Je m’accuse, Pelicot

Agustín Comotto

—Si, pero dame tiempo para pensar si escribo o no escribo algo. De verdad, me afecta, pero no sé qué me dispara por dentro. Te aviso si escribo algo.

Más o menos estas fueron las palabras que le dije a Laura cuando me planteó la posibilidad de escribir desde mi género sobre el caso Pélicot.

Soy de género masculino, blanco, heterosexual y tengo 56 años. Se me interpela sobre algo, el caso Pélicot, que me aturde, me impide, me… hagamos memoria:

—Te aprietas más a ella —dijo José—, sigues la música; así, lo siente.

Este fragmento de recuerdo (el resto es sensorial y difícil de describir) es de cuando tenía tan solo 13 años.  Fue en EGB, en el primer baile que recuerde, en 1978. Se acababa el curso y, en el recreo —plena ebullición hormonal— bailábamos lentos de Air Supply en el gimnasio de la escuela del barrio, en Aluche. Trazos de la educación masculina de los años setenta. La que nos formó en las familias, el colegio y los amigos; la que nos explicó cómo ser un hombre: el fútbol, las mujeres, jugar con los de tu género, lo que es viril y lo que no; aprender esos códigos subyacentes que están allí, activos o en latencia aún hoy. Los mismos, quizás, de muchos de los que por generación coinciden como victimarios en el llamado caso Pélicot.

Saltamos a principios de los 90, en Buenos Aires. Es de noche, bar musical, suena Sign of The Times, de Prince. Alcohol, cocaína (si alguno invitaba), y la sensación de la cacería. Si había suerte, sexo con la desconocida de turno; expresión salvaje de un código guerrero, embotado por diversas substancias; la gracia estaba en la victoria, no en el orgasmo. La víctima (o no tanto), tristemente educada en los códigos patriarcales que tocaban, daba igual; era el botín de la caza. 

Al leer sobre el caso Pélicot, o sobre las redes en Telegram de más de doscientos participantes masculinos, donde se instruía o recomendaba cómo atraer, violar o maniobrar esa especie de bien adquirido para los hombres que es la mujer, no puedo más que estremecerme al pensar que, buena parte de los códigos intrínsecos que hay en esta alucinación, no dejan de ser parte de ese código patriarcal que se nos dio a los hombres desde tiempos inmemoriales.

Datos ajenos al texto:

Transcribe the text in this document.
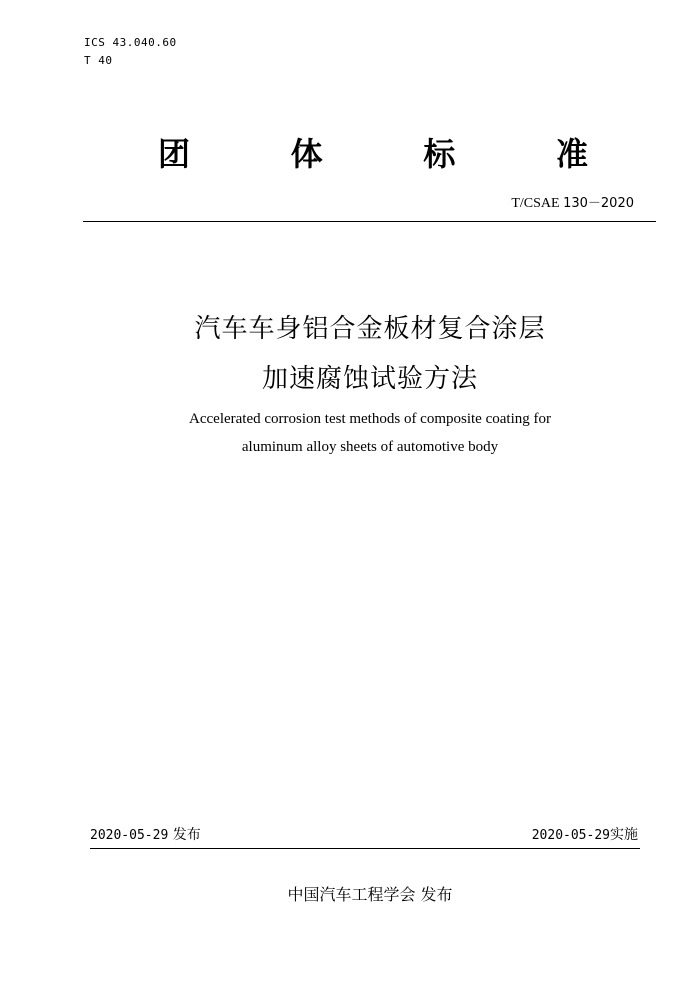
ICS 43.040.60
T 40
团	体	标	准
T/CSAE 130－2020
汽车车身铝合金板材复合涂层
加速腐蚀试验方法
Accelerated corrosion test methods of composite coating for
aluminum alloy sheets of automotive body
2020-05-29 发布	2020-05-29实施
中国汽车工程学会 发布
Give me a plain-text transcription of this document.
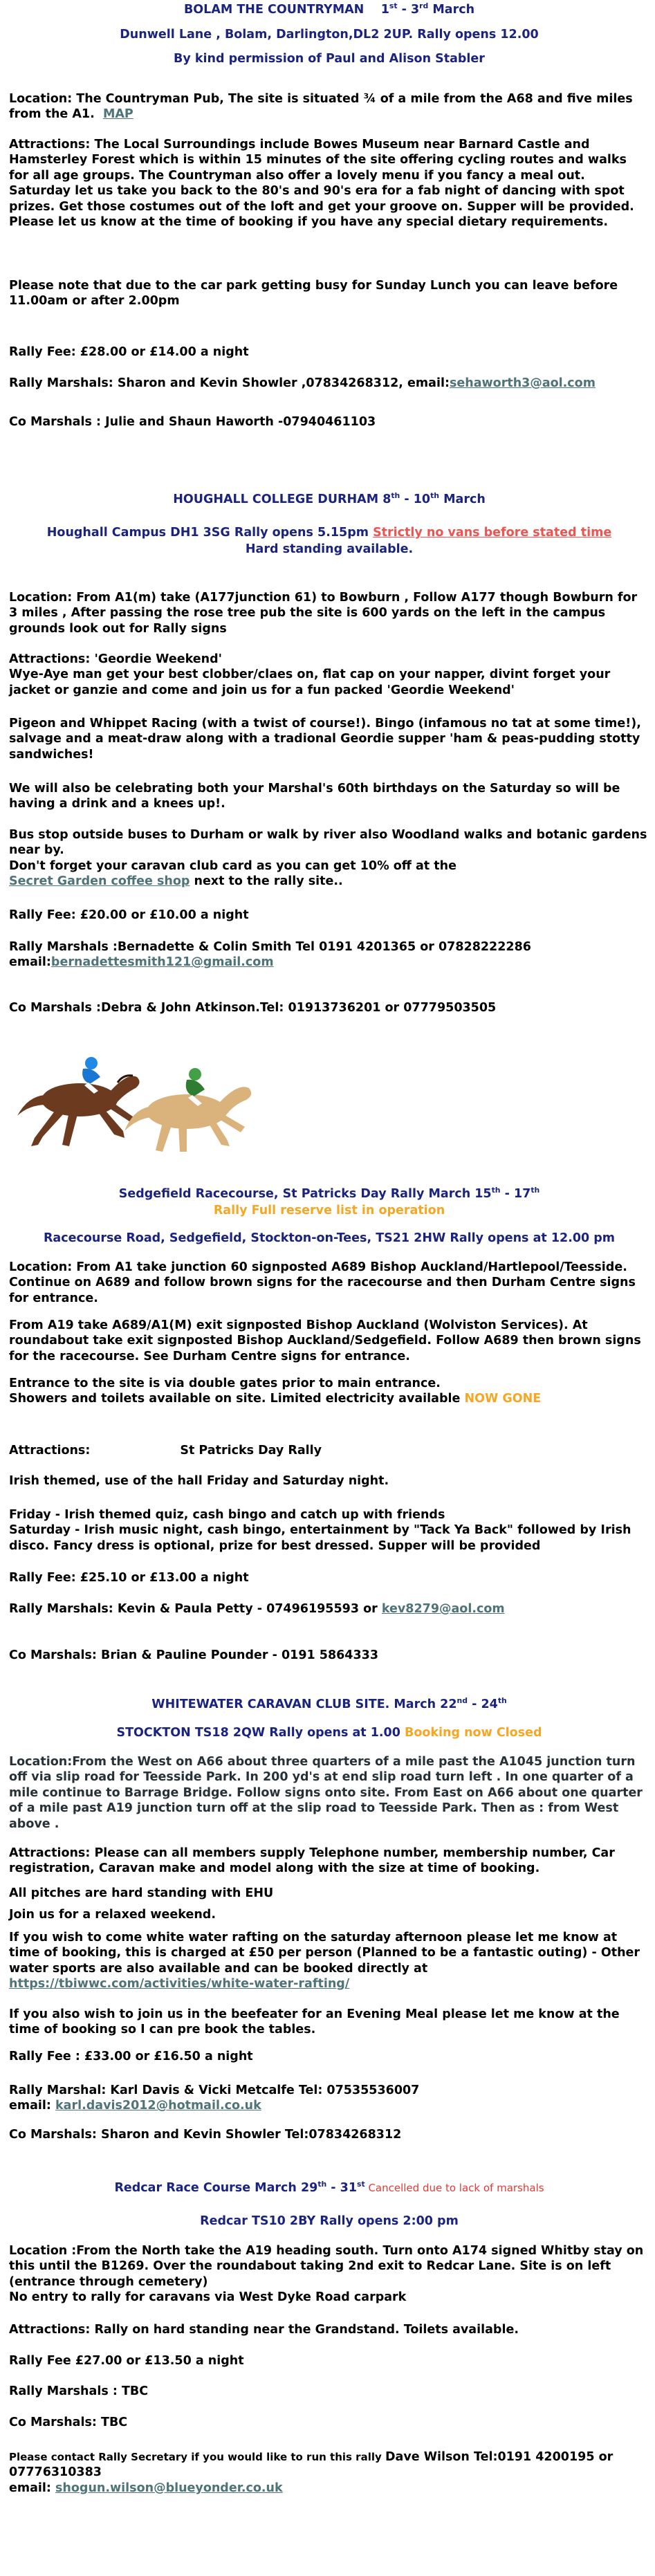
BOLAM THE COUNTRYMAN 1st - 3rd March
Dunwell Lane , Bolam, Darlington,DL2 2UP. Rally opens 12.00
By kind permission of Paul and Alison Stabler

Location: The Countryman Pub, The site is situated ¾ of a mile from the A68 and five miles from the A1. MAP

Attractions: The Local Surroundings include Bowes Museum near Barnard Castle and Hamsterley Forest which is within 15 minutes of the site offering cycling routes and walks for all age groups. The Countryman also offer a lovely menu if you fancy a meal out.

Saturday let us take you back to the 80's and 90's era for a fab night of dancing with spot prizes. Get those costumes out of the loft and get your groove on. Supper will be provided. Please let us know at the time of booking if you have any special dietary requirements.

Please note that due to the car park getting busy for Sunday Lunch you can leave before 11.00am or after 2.00pm

Rally Fee: £28.00 or £14.00 a night
Rally Marshals: Sharon and Kevin Showler ,07834268312, email:sehaworth3@aol.com
Co Marshals : Julie and Shaun Haworth -07940461103
HOUGHALL COLLEGE DURHAM 8th - 10th March
Houghall Campus DH1 3SG Rally opens 5.15pm Strictly no vans before stated time
Hard standing available.

Location: From A1(m) take (A177junction 61) to Bowburn , Follow A177 though Bowburn for 3 miles , After passing the rose tree pub the site is 600 yards on the left in the campus grounds look out for Rally signs

Attractions: 'Geordie Weekend'

Wye-Aye man get your best clobber/claes on, flat cap on your napper, divint forget your jacket or ganzie and come and join us for a fun packed 'Geordie Weekend'

Pigeon and Whippet Racing (with a twist of course!). Bingo (infamous no tat at some time!), salvage and a meat-draw along with a tradional Geordie supper 'ham & peas-pudding stotty sandwiches!

We will also be celebrating both your Marshal's 60th birthdays on the Saturday so will be having a drink and a knees up!.

Bus stop outside buses to Durham or walk by river also Woodland walks and botanic gardens near by.

Don't forget your caravan club card as you can get 10% off at the
Secret Garden coffee shop next to the rally site..

Rally Fee: £20.00 or £10.00 a night

Rally Marshals :Bernadette & Colin Smith Tel 0191 4201365 or 07828222286

email:bernadettesmith121@gmail.com

Co Marshals :Debra & John Atkinson.Tel: 01913736201 or 07779503505
Sedgefield Racecourse, St Patricks Day Rally March 15th - 17th
Rally Full reserve list in operation
Racecourse Road, Sedgefield, Stockton-on-Tees, TS21 2HW Rally opens at 12.00 pm

Location: From A1 take junction 60 signposted A689 Bishop Auckland/Hartlepool/Teesside. Continue on A689 and follow brown signs for the racecourse and then Durham Centre signs for entrance.

From A19 take A689/A1(M) exit signposted Bishop Auckland (Wolviston Services). At roundabout take exit signposted Bishop Auckland/Sedgefield. Follow A689 then brown signs for the racecourse. See Durham Centre signs for entrance.

Entrance to the site is via double gates prior to main entrance.

Showers and toilets available on site. Limited electricity available NOW GONE

Attractions:	St Patricks Day Rally
Irish themed, use of the hall Friday and Saturday night.

Friday - Irish themed quiz, cash bingo and catch up with friends

Saturday - Irish music night, cash bingo, entertainment by "Tack Ya Back" followed by Irish disco. Fancy dress is optional, prize for best dressed. Supper will be provided

Rally Fee: £25.10 or £13.00 a night
Rally Marshals: Kevin & Paula Petty - 07496195593 or kev8279@aol.com
Co Marshals: Brian & Pauline Pounder - 0191 5864333
WHITEWATER CARAVAN CLUB SITE. March 22nd - 24th
STOCKTON TS18 2QW Rally opens at 1.00 Booking now Closed

Location:From the West on A66 about three quarters of a mile past the A1045 junction turn off via slip road for Teesside Park. In 200 yd's at end slip road turn left . In one quarter of a mile continue to Barrage Bridge. Follow signs onto site. From East on A66 about one quarter of a mile past A19 junction turn off at the slip road to Teesside Park. Then as : from West above .

Attractions: Please can all members supply Telephone number, membership number, Car registration, Caravan make and model along with the size at time of booking.

All pitches are hard standing with EHU
Join us for a relaxed weekend.

If you wish to come white water rafting on the saturday afternoon please let me know at time of booking, this is charged at £50 per person (Planned to be a fantastic outing) - Other water sports are also available and can be booked directly at

https://tbiwwc.com/activities/white-water-rafting/

If you also wish to join us in the beefeater for an Evening Meal please let me know at the time of booking so I can pre book the tables.

Rally Fee : £33.00 or £16.50 a night

Rally Marshal: Karl Davis & Vicki Metcalfe Tel: 07535536007

email: karl.davis2012@hotmail.co.uk

Co Marshals: Sharon and Kevin Showler Tel:07834268312
Redcar Race Course March 29th - 31st Cancelled due to lack of marshals
Redcar TS10 2BY Rally opens 2:00 pm

Location :From the North take the A19 heading south. Turn onto A174 signed Whitby stay on this until the B1269. Over the roundabout taking 2nd exit to Redcar Lane. Site is on left (entrance through cemetery)

No entry to rally for caravans via West Dyke Road carpark

Attractions: Rally on hard standing near the Grandstand. Toilets available.
Rally Fee £27.00 or £13.50 a night
Rally Marshals : TBC
Co Marshals: TBC

Please contact Rally Secretary if you would like to run this rally Dave Wilson Tel:0191 4200195 or 07776310383

email: shogun.wilson@blueyonder.co.uk
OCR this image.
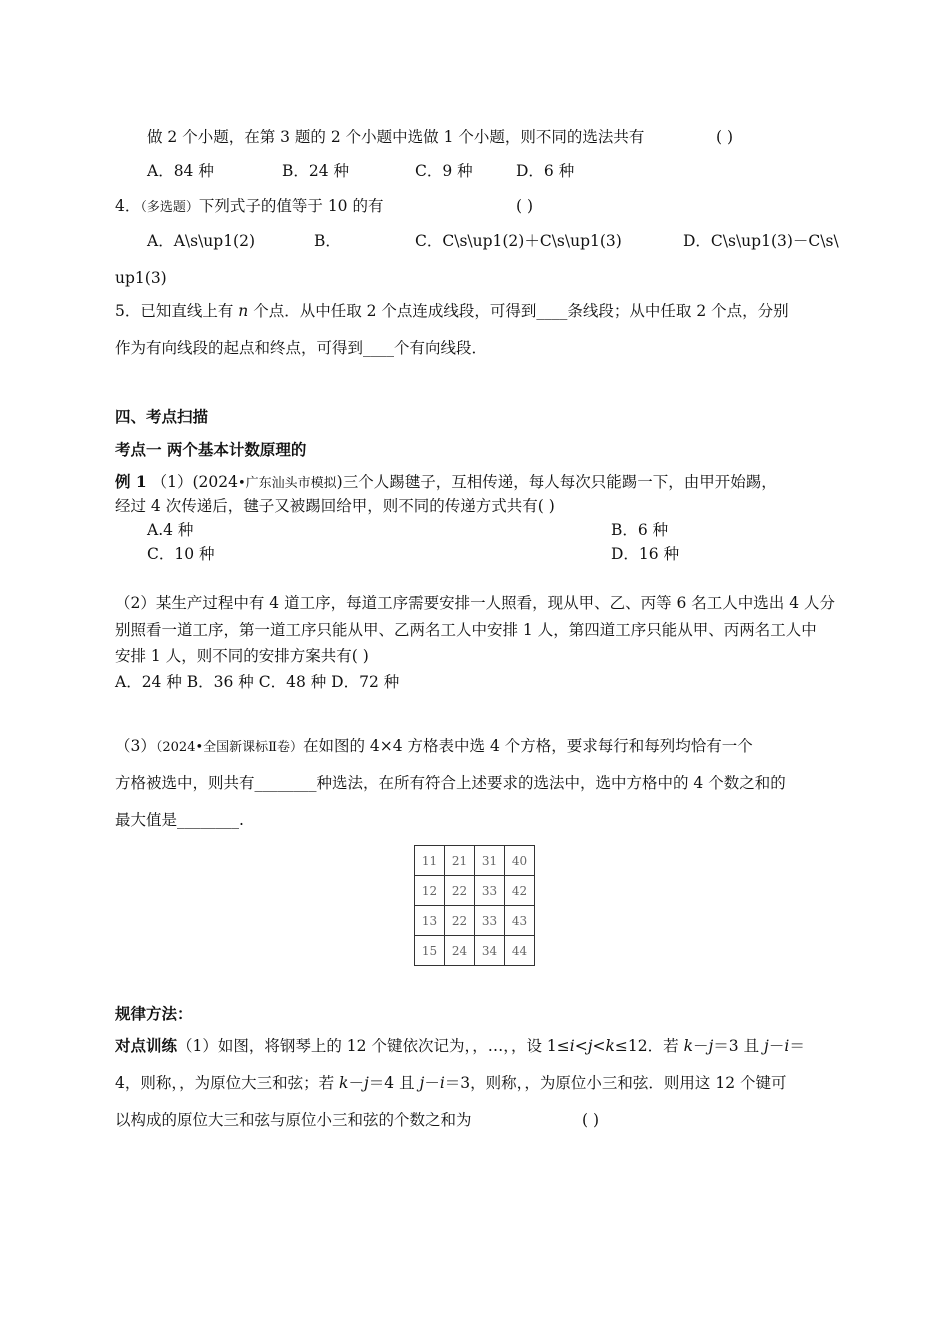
做 2 个小题，在第 3 题的 2 个小题中选做 1 个小题，则不同的选法共有	( )
A．84 种	B．24 种	C．9 种	D．6 种
4．（多选题）下列式子的值等于 10 的有	( )
A．A\s\up1(2)	B．	C．C\s\up1(2)＋C\s\up1(3)	D．C\s\up1(3)－C\s\
up1(3)
5．已知直线上有 n 个点．从中任取 2 个点连成线段，可得到____条线段；从中任取 2 个点，分别
作为有向线段的起点和终点，可得到____个有向线段．
四、考点扫描
考点一 两个基本计数原理的
例 1 （1）(2024•广东汕头市模拟)三个人踢毽子，互相传递，每人每次只能踢一下，由甲开始踢，
经过 4 次传递后，毽子又被踢回给甲，则不同的传递方式共有( )
A.4 种	B．6 种
C．10 种	D．16 种
（2）某生产过程中有 4 道工序，每道工序需要安排一人照看，现从甲、乙、丙等 6 名工人中选出 4 人分
别照看一道工序，第一道工序只能从甲、乙两名工人中安排 1 人，第四道工序只能从甲、丙两名工人中
安排 1 人，则不同的安排方案共有( )
A．24 种 B．36 种 C．48 种 D．72 种
（3）（2024•全国新课标Ⅱ卷）在如图的 4×4 方格表中选 4 个方格，要求每行和每列均恰有一个
方格被选中，则共有________种选法，在所有符合上述要求的选法中，选中方格中的 4 个数之和的
最大值是________.
11	21	31	40
12	22	33	42
13	22	33	43
15	24	34	44
规律方法：
对点训练（1）如图，将钢琴上的 12 个键依次记为，，…，，设 1≤i<j<k≤12．若 k－j＝3 且 j－i＝
4，则称，，为原位大三和弦；若 k－j＝4 且 j－i＝3，则称，，为原位小三和弦．则用这 12 个键可
以构成的原位大三和弦与原位小三和弦的个数之和为	( )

Códigos sutiles, o no, llevados hasta el paroxismo en los casos citados. 

El género masculino está enfermo de raíz y la solución no es fácil. Porque en él, el concepto de dominio, de sexualidad, de guerra, la jerarquización y el autoritarismo, en buena medida son lo mismo: el poder.  Son miles de años de perfeccionamiento los que lleva el patriarcado hasta llegar al caso Pélicot: Paris secuestra a Helena, se la hace suya, cuenta la Ilíada de Homero.  

No viene al caso recordar o tratar de encontrar la raíz de cómo comenzó todo. Tengo algunas pistas sobre ciertas reacciones patriarcales actuales: en ciertos discursos feministas (los que me interesan), vislumbro que el proyecto de las mujeres va en contra del desarrollo de crecimiento constante que plantea el capitalismo patriarcal. Conceptos como competitividad, poder, dominación, son cuestionados, incluso se anulan o redefinen.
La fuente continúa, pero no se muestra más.